I implemented a heap-free, lock-free and wait-free(?) scheduler for parallelizing simple independent “for” loops. For example, if we have a piece of code
data_type *data;
for (int i = 0; i < N; ++i)
do_work(data, i);
where each cycle is largely independent of other cycles, we can process the loop with 4 threads:
data_type *data; kt_for(4, do_work, data, N);
The 4 threads will end at about the same time even if each cycle takes very different time to process.
The scheduler uses a simplified task stealing algorithm to balance the load of each thread. Initially, given m threads, kt_for() assigns the i-th task/cycle to thread i%m. If a thread finishes earlier than other threads, the thread will steal a task from the most loaded thread. Thus as long as there remain enough tasks, no threads will be idle.
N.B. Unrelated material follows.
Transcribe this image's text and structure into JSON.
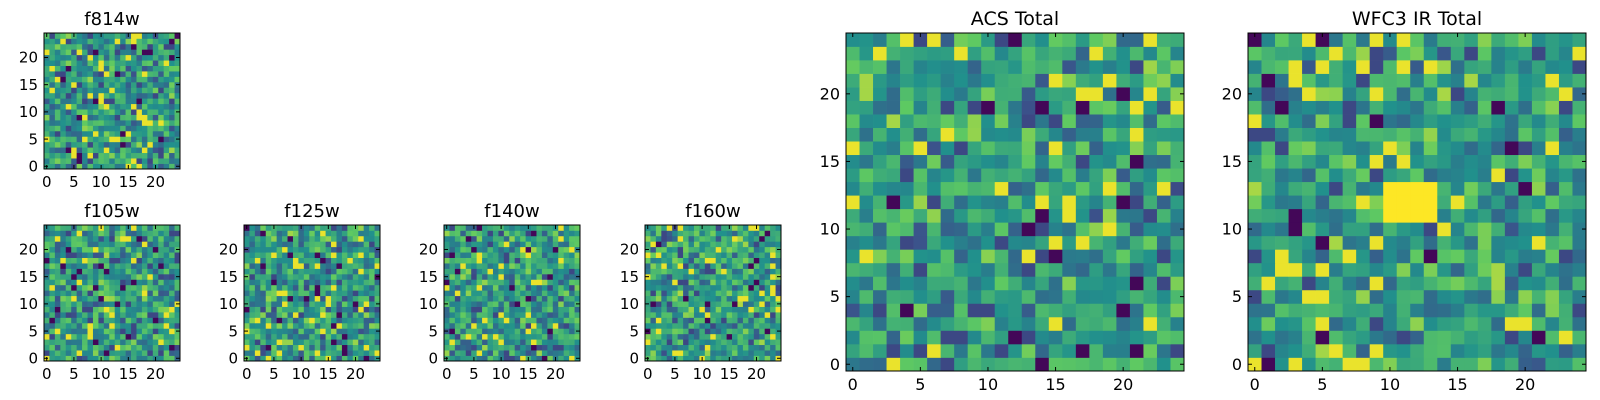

The original task stealing algorithm uses deques, but in our simpler case, the deque can be implicit. Task pushing and stealing can be achieved in a wait-free manner with the atomic fetch-and-add operation, making the scheduler highly scalable to many threads with little overhead.
To evaluate the efficiency of kt_for(), I parallelize the loop at line 32 in the following code that essentially computes the color of the Mandelbrot set in a 800×600 canvas:
#include <stdlib.h>
typedef struct {
int max_iter, w, h;
double xmin, xmax, ymin, ymax;
int *k;
} global_t;
static void compute(void *_g, int i, int tid)
{
global_t *g = (global_t*)_g;
double x, x0 = g->xmin + (g->xmax - g->xmin) * (i%g->w) / g->w;
double y, y0 = g->ymin + (g->ymax - g->ymin) * (i/g->w) / g->h;
int k;
x = x0, y = y0;
for (k = 0; k < g->max_iter; ++k) {
double z = x * y;
x *= x; y *= y;
if (x + y >= 4) break;
x = x - y + x0;
y = z + z + y0;
}
g->k[i] = k;
}
int main(int argc, char *argv[])
{
int i, tot, n_threads = 2;
global_t global = { 10240*100, 800, 600, -2., -1.2, -1.2, 1.2, 0 };
tot = global.w * global.h;
global.k = calloc(tot, sizeof(int));
for (i = 0; i < tot; ++i) compute(&global, i, 0);
free(global.k);
return 0;
}
The complete source code is at github. Here is the wall-clock time (gcc-4.7.2 and icc-13.1.3 on machine1; gcc-4.3.2 on machine2):
| kt_run | Cilk | OpenMP | |
|---|---|---|---|
| 1 CPU, machine1, gcc | 29.4 | ||
| 2 CPU, machine1, gcc | 16.0 | 17.5 | |
| 4 CPU, machine1, gcc | 8.6 | ||
| 1 CPU, machine1, icc | 26.8 | ||
| 2 CPU, machine1, icc | 14.7 | 16.3 | |
| 4 CPU, machine1, icc | 8.3 | 9.5 | |
| 1 CPU, machine2, gcc | 60.9 | ||
| 2 CPU, machine2, gcc | 30.7 | ||
| 31 CPU, machine2, gcc | 2.2 |
On this example, kt_for() is faster than both Cilk+ and OpenMP, and also scales well to tens of CPU cores. Nonetheless, it should be noted that Cilk+ and OpenMP are much more versatile than my 50-line library; the microbenchmark may also over-emphasize the scheduler overhead. Please take the result with a grain of salt.